Die Privatklage ist ein weitgehend überkommenes Verfahren im deutschen Strafprozessrecht. Die Privatklage ist in den §§ 374 - 394 StPO geregelt. Im übrigen gelten die Vorschriften der StPO entsprechend, sofern in den §§ 374-394 StPO nichts besonderes geregelt ist. Mit der Privatklage besteht keine Bindung an das Legalitätsprinzip. Es steht dem Verletzten frei, ob er Klage erhebt.
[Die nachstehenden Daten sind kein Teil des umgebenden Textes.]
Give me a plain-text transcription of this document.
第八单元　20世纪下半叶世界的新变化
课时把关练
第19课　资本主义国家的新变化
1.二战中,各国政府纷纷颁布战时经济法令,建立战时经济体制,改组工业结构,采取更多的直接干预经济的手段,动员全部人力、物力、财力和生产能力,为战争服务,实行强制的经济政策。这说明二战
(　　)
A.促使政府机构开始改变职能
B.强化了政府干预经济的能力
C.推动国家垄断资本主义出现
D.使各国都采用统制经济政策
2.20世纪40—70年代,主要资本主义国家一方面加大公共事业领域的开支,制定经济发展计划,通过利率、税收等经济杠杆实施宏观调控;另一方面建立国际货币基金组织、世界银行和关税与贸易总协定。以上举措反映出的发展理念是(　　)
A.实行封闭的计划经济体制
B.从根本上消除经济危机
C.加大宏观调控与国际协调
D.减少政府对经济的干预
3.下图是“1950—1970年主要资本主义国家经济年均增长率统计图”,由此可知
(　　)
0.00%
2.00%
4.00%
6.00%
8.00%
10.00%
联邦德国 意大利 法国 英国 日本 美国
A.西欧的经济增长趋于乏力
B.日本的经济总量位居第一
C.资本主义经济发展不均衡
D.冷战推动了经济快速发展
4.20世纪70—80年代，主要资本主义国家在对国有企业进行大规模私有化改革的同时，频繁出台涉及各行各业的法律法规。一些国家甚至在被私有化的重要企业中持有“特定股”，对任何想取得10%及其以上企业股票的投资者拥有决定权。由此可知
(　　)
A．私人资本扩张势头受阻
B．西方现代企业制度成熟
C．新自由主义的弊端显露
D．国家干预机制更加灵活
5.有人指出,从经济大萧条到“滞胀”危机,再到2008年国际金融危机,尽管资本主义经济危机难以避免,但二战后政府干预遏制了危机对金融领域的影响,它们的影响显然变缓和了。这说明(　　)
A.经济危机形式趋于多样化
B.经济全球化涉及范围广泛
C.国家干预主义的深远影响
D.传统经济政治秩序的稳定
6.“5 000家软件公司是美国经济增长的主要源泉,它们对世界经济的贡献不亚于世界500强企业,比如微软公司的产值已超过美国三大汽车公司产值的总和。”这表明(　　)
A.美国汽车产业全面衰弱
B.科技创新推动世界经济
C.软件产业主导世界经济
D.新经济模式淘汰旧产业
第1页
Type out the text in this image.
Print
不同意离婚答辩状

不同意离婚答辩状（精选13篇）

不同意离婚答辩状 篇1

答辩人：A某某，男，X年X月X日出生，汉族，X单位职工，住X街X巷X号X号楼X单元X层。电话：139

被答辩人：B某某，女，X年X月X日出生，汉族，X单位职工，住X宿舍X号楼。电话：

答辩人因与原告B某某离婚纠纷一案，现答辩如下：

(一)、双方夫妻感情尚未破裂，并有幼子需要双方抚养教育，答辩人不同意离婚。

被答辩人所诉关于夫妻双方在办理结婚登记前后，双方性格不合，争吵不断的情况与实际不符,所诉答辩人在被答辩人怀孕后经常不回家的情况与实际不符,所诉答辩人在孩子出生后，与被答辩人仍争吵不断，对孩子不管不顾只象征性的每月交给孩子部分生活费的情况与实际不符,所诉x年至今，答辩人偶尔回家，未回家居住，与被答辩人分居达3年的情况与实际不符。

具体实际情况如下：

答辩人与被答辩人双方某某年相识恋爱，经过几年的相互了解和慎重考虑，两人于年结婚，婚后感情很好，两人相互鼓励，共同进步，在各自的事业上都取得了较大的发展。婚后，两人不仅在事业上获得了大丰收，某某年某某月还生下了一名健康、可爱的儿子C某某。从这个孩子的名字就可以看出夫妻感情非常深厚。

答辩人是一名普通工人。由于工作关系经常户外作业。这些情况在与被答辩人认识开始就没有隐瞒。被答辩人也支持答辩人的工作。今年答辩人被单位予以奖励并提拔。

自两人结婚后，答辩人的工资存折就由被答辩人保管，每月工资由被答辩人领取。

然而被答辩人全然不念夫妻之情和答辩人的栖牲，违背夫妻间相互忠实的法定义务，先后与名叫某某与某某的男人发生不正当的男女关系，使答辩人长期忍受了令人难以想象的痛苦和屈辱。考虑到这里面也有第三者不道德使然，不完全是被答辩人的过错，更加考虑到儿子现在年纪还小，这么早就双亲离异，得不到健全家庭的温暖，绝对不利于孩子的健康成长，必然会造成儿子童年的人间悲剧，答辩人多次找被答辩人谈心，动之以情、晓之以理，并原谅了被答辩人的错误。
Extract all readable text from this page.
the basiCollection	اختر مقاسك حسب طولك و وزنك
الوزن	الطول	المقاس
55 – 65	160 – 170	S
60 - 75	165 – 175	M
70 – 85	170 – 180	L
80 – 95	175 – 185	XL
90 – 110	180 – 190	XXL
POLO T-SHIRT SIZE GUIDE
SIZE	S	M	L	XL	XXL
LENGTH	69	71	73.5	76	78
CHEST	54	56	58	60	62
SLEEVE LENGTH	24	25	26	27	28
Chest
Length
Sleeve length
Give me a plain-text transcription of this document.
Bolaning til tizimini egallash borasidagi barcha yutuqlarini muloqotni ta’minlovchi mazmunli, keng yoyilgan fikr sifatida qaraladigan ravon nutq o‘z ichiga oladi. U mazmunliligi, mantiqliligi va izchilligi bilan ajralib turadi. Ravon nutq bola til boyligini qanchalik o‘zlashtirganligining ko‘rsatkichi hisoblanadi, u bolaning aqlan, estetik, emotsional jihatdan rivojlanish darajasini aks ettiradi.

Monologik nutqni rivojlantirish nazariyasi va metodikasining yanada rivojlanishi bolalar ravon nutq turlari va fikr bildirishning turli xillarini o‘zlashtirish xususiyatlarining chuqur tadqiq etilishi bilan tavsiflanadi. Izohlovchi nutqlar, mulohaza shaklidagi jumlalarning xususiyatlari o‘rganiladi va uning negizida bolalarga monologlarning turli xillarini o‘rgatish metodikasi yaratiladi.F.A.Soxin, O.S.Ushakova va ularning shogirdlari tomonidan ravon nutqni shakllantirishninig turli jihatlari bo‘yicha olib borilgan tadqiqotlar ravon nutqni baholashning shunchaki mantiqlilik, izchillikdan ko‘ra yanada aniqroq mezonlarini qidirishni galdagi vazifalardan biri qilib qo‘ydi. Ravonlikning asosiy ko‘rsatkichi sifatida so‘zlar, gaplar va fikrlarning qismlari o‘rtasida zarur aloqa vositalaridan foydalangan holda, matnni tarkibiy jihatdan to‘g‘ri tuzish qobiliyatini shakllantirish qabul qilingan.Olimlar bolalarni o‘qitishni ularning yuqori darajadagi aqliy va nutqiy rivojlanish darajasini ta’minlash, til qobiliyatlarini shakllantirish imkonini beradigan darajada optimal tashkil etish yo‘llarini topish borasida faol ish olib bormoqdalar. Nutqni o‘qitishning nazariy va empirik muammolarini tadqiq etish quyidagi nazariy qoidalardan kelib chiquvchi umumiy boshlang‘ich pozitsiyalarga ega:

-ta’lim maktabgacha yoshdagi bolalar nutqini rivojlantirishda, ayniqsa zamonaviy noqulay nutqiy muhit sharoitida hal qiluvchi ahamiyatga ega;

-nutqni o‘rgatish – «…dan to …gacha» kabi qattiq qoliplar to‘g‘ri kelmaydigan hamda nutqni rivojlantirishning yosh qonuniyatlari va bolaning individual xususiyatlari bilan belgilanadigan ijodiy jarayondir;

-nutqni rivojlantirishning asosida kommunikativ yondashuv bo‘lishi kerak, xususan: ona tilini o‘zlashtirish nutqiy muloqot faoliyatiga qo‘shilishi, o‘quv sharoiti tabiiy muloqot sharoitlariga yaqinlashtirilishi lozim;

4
Klageberechtigt ist stets nur der Verletzte oder derjenige, auf den das Antragsrecht nach § 77 Abs. 2 StGB übergegangen ist. Der Kläger muss jedoch prozessfähig sein. Fehlt diese Eigenschaft, so kann nur der gesetzliche Vertreter (Eltern bzw. Betreuer) Privatklage erheben. Im Bereich des gewerblichen Rechtsschutz sind auch gewerbliche Interessenverbände klageberechtigt. Bei bestimmten Antragsdelikten sind nur die Dienstvorgesetzten zur Erhebung der Klage berechtigt.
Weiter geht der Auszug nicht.